Der fröhliche Atheist - Wanderungen (1)

Erzählung

von  autoralexanderschwarz

Einmal trug es sich zu, dass der fröhliche Atheist auf einer Wanderung eine Gruppe von Wartenden überholte. "Worauf wartet ihr?", rief er ihnen zu und blieb erst stehen, als er in den unzähligen verlegenen Entgegnungen den gleichen traurigen Unterton heraushörte, der ungeachtet aller Worte die eigentliche Antwort war. "Wir wissen nicht mehr, worauf wir warten", sagte der Ton, "wir warten schon zu lange, um uns zu erinnern."

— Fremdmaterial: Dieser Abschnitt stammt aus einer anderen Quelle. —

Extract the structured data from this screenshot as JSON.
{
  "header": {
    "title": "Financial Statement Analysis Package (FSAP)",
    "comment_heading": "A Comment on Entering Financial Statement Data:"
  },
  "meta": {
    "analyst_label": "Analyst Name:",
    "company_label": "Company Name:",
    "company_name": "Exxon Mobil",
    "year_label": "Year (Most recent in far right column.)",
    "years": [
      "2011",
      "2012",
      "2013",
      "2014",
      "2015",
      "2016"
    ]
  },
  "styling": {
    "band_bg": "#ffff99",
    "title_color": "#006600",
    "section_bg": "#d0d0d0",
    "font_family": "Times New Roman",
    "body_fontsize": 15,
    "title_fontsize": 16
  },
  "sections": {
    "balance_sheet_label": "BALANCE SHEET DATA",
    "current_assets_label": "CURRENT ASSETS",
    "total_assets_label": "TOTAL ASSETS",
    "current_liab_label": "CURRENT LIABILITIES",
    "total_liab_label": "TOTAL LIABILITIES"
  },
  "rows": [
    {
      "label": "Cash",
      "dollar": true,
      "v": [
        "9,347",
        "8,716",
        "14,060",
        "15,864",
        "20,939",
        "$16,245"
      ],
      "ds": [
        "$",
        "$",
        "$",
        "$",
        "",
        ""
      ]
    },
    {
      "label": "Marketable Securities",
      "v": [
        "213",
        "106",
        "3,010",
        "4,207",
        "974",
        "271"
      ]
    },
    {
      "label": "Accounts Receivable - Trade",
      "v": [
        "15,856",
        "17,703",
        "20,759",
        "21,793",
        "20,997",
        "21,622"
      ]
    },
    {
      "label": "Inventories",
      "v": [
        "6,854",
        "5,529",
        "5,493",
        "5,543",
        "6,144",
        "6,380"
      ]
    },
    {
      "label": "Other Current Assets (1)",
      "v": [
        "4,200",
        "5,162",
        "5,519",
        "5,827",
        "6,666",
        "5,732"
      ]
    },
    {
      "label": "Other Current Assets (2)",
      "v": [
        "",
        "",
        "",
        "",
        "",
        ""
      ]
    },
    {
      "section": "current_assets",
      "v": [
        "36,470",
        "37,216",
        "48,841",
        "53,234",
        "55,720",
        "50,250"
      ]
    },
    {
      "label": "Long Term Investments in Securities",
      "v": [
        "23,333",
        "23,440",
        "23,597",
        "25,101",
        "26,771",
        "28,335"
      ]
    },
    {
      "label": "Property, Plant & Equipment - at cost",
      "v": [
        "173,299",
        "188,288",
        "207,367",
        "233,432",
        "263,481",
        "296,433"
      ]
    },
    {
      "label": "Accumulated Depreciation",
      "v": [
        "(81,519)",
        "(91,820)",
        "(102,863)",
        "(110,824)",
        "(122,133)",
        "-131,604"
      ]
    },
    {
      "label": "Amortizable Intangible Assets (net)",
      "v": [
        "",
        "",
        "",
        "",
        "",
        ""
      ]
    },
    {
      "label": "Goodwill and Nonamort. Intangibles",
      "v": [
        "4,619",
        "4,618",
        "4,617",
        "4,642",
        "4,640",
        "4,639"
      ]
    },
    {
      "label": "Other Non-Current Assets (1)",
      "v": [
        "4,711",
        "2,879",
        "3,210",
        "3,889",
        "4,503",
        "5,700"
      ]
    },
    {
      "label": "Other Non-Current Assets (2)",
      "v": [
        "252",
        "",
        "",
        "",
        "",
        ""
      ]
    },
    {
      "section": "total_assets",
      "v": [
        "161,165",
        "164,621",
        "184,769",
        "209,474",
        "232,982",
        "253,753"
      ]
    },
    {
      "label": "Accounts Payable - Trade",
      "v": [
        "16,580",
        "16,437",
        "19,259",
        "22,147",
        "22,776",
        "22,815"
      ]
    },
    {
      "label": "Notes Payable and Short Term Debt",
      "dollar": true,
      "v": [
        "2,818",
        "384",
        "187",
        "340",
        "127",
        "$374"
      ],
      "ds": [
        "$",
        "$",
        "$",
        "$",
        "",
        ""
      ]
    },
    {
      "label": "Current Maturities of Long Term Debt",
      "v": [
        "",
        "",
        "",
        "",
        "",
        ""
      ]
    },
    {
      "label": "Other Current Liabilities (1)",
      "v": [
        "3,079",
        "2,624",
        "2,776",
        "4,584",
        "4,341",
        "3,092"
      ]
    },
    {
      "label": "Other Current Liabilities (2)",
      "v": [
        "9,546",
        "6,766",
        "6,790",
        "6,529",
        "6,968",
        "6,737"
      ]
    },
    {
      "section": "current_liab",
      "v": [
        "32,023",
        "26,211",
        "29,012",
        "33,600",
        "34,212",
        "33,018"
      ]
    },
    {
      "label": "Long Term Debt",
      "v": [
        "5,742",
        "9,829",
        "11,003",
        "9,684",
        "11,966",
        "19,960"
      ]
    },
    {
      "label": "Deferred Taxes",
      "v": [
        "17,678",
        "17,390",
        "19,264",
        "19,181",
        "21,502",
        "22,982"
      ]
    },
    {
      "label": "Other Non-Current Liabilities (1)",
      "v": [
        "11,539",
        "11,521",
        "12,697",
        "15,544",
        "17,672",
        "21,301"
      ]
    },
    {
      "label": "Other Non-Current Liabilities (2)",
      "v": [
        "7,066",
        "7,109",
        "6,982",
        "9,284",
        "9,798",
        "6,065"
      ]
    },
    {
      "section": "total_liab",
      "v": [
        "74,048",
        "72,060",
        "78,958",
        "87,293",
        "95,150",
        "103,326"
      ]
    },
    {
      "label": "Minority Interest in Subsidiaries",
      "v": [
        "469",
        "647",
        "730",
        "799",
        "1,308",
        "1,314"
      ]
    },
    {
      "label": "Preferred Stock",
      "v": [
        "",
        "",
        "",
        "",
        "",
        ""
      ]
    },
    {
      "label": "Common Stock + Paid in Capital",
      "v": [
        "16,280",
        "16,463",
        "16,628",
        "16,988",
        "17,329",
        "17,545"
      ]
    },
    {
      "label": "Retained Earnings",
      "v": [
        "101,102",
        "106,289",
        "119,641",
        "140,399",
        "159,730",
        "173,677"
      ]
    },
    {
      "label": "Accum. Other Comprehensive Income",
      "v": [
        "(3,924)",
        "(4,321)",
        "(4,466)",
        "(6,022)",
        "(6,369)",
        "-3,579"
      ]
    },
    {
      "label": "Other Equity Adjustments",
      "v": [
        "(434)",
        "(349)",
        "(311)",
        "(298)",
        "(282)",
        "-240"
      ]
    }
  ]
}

"Wir fühlen wohl so manches Unbehagen", sagte einer der Wartenden später, weil er sich erklären wollte, "es ist nicht so, dass wir keine Gefühle kennen, wir spüren schon manchmal, dass da etwas falsch ist, dass da vielleicht etwas nicht stimmt, aber aus Angst enttäuscht zu werden, sind wir mit den Jahren sehr milde geworden. Warten ist auch Hoffnung, vielleicht kommt ja noch der Moment, denkt man sich, vielleicht, wir glauben ja nicht mehr an Gott, aber wir sind auch alle noch zu schwach, um an den ganzen Menschen glauben zu können, die Welt ist so schrecklich kompliziert geworden, überall wuchern die Widersprüche, alles ist ein einziger pluralistischer Strom, der an uns vorbeirauscht, alles mit sich zieht, wer wagt es da schon die Hand auszustrecken und wirklich und entschieden zuzugreifen, unwissend, ob man etwas bekommt, oder ob es einen nur mit hinein in den stumpfen Sog der Geschichte reißt, irgendwo zerschäumt in all dem, was keine Form mehr hat, was wissen wir überhaupt noch?", fragte der sich erklärende Wartende rhetorisch und dann, als er anhob, um das Warten mit neuen und bunteren Bildern zu beschreiben, hörte auf einmal auch er jenen kleinen traurigen Unterton und verstummte sofort.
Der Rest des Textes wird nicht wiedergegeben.